The Alice Band were a pop group formed in 2000 by Rob Dickins and featured the artists Charity Hair from Florida, Amy Lindop from Glasgow and Audrey Nugent from Dublin. All three artists were vocalists and played guitar.

Discography

Album
The Alice Band's only album release was The Love Junk Store (2002).
The album was produced by Giles Martin and released by Instant Karma. It featured the singles "One Day at a Time", "Nothin’ On But the Radio" and "Now That You Love Me". "Nothin' On But the Radio" also featured on Disc 1 of the Pepsi Chart 2002 album.

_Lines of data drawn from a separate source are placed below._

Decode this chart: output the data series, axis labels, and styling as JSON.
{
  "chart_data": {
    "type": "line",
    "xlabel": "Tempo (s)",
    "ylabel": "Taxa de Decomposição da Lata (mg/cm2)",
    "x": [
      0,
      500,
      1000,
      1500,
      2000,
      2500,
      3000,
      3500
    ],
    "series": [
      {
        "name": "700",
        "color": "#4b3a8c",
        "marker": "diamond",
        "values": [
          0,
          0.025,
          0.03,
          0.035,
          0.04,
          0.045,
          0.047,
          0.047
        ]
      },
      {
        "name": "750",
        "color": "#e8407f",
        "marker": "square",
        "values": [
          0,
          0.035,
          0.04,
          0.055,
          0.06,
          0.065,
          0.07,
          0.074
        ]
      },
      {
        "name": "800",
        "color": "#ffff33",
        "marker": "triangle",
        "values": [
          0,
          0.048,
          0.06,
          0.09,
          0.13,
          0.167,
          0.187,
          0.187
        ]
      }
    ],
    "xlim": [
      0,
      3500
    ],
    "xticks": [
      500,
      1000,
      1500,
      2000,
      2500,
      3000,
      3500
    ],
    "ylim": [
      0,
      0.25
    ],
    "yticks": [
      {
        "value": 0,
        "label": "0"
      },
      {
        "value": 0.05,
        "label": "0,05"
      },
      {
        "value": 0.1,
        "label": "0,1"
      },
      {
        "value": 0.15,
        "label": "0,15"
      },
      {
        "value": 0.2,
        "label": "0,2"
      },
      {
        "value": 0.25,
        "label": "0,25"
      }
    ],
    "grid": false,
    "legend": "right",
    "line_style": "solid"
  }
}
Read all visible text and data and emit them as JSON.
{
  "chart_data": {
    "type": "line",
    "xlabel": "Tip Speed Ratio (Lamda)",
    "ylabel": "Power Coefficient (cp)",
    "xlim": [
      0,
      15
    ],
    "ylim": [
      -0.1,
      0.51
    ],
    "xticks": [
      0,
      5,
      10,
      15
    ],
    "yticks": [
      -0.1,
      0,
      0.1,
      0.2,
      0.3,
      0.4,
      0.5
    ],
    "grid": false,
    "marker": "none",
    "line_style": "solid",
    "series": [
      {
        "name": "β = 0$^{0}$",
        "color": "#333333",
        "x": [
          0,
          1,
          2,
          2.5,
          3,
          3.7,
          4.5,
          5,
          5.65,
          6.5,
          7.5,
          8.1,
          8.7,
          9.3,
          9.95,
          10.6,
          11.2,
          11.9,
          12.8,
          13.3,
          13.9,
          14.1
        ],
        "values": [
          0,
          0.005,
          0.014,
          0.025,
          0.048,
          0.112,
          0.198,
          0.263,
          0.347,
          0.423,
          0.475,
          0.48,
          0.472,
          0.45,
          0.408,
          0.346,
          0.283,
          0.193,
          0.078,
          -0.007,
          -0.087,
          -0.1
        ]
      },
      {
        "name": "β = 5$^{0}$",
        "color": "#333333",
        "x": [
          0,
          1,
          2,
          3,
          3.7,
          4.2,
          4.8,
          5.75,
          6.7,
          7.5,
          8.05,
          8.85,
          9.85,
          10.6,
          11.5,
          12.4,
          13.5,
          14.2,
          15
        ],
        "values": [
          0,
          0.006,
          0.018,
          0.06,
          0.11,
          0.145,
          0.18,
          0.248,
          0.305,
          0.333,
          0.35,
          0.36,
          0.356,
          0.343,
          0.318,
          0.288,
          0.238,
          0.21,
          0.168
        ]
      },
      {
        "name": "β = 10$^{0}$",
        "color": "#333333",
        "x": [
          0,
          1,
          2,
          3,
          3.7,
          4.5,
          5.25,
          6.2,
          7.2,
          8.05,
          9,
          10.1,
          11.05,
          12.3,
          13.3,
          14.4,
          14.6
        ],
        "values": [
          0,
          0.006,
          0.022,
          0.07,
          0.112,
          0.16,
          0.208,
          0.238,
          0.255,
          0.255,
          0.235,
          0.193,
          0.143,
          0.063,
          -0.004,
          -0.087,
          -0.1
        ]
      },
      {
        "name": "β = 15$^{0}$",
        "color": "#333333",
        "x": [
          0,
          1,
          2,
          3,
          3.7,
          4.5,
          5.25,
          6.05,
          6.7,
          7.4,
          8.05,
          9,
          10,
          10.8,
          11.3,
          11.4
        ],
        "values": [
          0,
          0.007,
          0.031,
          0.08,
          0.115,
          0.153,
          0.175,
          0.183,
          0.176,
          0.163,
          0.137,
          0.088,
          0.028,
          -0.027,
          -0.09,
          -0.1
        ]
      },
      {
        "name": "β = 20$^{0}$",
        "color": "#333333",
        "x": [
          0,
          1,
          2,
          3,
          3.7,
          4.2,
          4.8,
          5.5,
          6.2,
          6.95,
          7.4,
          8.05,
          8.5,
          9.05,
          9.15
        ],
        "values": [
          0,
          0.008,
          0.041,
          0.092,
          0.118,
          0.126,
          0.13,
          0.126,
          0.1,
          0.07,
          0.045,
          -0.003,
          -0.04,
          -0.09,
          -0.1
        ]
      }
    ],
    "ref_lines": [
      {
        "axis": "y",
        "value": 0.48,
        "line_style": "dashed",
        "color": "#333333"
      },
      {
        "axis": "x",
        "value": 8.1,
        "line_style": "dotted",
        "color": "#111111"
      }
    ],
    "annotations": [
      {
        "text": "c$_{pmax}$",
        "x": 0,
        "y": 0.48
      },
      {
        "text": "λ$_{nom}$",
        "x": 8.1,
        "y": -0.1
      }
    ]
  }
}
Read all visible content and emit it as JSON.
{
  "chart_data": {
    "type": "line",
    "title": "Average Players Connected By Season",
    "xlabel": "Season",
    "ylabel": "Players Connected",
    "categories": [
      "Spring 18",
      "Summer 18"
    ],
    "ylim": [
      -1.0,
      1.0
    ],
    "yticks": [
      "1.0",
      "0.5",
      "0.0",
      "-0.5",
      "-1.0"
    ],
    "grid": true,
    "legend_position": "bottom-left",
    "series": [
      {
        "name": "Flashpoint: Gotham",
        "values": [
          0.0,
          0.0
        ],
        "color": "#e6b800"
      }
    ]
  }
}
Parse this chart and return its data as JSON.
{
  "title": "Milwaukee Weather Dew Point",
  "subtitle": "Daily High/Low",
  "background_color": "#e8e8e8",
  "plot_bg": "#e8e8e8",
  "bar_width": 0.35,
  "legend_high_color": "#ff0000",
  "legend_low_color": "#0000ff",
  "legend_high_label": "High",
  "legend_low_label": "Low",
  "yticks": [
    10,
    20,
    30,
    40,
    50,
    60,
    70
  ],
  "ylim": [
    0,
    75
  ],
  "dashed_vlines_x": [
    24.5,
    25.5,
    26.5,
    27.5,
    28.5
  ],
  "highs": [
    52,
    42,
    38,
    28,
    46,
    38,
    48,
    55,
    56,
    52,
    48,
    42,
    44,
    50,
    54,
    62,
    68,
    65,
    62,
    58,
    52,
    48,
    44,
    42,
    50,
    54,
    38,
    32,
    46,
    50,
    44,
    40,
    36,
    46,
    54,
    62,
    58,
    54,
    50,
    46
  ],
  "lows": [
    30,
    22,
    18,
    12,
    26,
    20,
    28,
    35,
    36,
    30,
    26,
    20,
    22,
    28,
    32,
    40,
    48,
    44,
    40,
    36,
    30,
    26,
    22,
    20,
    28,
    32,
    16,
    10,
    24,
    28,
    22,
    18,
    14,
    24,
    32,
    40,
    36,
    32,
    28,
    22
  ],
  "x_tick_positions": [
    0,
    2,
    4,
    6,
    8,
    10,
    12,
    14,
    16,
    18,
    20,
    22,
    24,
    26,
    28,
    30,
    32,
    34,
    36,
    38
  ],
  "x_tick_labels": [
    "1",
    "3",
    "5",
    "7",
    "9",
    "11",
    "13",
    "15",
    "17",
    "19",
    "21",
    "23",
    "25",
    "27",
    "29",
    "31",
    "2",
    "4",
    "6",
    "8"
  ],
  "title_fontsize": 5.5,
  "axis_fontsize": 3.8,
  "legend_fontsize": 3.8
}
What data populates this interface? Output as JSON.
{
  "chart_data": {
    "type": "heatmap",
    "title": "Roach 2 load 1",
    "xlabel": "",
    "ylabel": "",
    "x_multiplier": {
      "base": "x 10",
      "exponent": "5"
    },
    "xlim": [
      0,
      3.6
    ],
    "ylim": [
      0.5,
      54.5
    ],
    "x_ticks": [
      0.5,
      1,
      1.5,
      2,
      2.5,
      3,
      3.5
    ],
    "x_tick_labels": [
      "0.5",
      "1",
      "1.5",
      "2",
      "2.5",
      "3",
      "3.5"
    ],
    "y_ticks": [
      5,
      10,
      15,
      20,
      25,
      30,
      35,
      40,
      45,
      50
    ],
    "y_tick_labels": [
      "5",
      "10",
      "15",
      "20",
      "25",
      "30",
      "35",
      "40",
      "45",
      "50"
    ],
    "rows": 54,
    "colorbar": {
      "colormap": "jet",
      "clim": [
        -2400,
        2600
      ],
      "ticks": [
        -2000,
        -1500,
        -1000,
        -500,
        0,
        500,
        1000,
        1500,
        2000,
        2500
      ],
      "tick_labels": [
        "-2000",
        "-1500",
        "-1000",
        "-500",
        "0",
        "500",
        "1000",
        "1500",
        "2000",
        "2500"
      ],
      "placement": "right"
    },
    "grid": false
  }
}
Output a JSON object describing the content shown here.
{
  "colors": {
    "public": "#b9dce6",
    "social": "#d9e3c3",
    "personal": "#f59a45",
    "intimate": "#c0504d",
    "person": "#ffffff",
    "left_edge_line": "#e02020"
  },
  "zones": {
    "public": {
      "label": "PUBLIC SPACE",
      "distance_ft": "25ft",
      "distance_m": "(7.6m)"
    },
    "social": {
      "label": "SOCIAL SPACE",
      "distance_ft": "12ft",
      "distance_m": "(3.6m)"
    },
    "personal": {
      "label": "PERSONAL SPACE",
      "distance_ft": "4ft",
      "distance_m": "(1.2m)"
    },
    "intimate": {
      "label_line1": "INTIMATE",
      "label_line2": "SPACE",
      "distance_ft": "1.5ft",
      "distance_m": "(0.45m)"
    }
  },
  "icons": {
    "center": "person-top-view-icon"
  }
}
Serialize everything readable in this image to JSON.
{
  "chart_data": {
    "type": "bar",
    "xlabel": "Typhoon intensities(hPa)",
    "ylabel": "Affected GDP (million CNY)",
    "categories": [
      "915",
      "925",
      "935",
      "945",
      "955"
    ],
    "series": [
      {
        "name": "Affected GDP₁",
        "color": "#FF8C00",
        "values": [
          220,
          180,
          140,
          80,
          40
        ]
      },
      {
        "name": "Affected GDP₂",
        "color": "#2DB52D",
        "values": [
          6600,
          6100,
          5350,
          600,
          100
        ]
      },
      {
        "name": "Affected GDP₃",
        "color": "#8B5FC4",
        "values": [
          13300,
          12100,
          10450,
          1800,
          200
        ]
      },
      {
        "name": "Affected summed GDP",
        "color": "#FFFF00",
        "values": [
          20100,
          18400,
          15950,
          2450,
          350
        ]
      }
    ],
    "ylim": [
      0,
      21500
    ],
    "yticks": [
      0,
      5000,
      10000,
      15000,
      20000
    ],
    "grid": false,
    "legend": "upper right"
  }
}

The album received mixed reviews. Ian Hyland of The Sunday Mirror gave it 7/10 and Mike Pattenden of The Times gave it 3*. The Express on Sunday called the music "catchy country pop tunes" whilst it was received negatively by The Express, "unexceptional and lightweight"; Sunday Tribune, "Soulless stuff"; and Sunday Mercurys Paul Cole wrote that most of the album is "blandly forgettable". The Observer wrote that the "trio reeks of commercial calculation" and the album had "catchy if clichéd songs".The Love Junk Store''''' (2002)

Singles
"One Day at a Time" (2001)

"Nothing On But the Radio" (2002)
"Now That You Love Me" (2002)

"(Don't Fear) The Reaper" (2002) (Blue Öyster Cult cover)

After the band 
Amy Lindop, now known as Amy Belle, and Audrey Nugent are solo artists. Charity Hair is the lead singer for The Ailerons and singer for Red Sky July.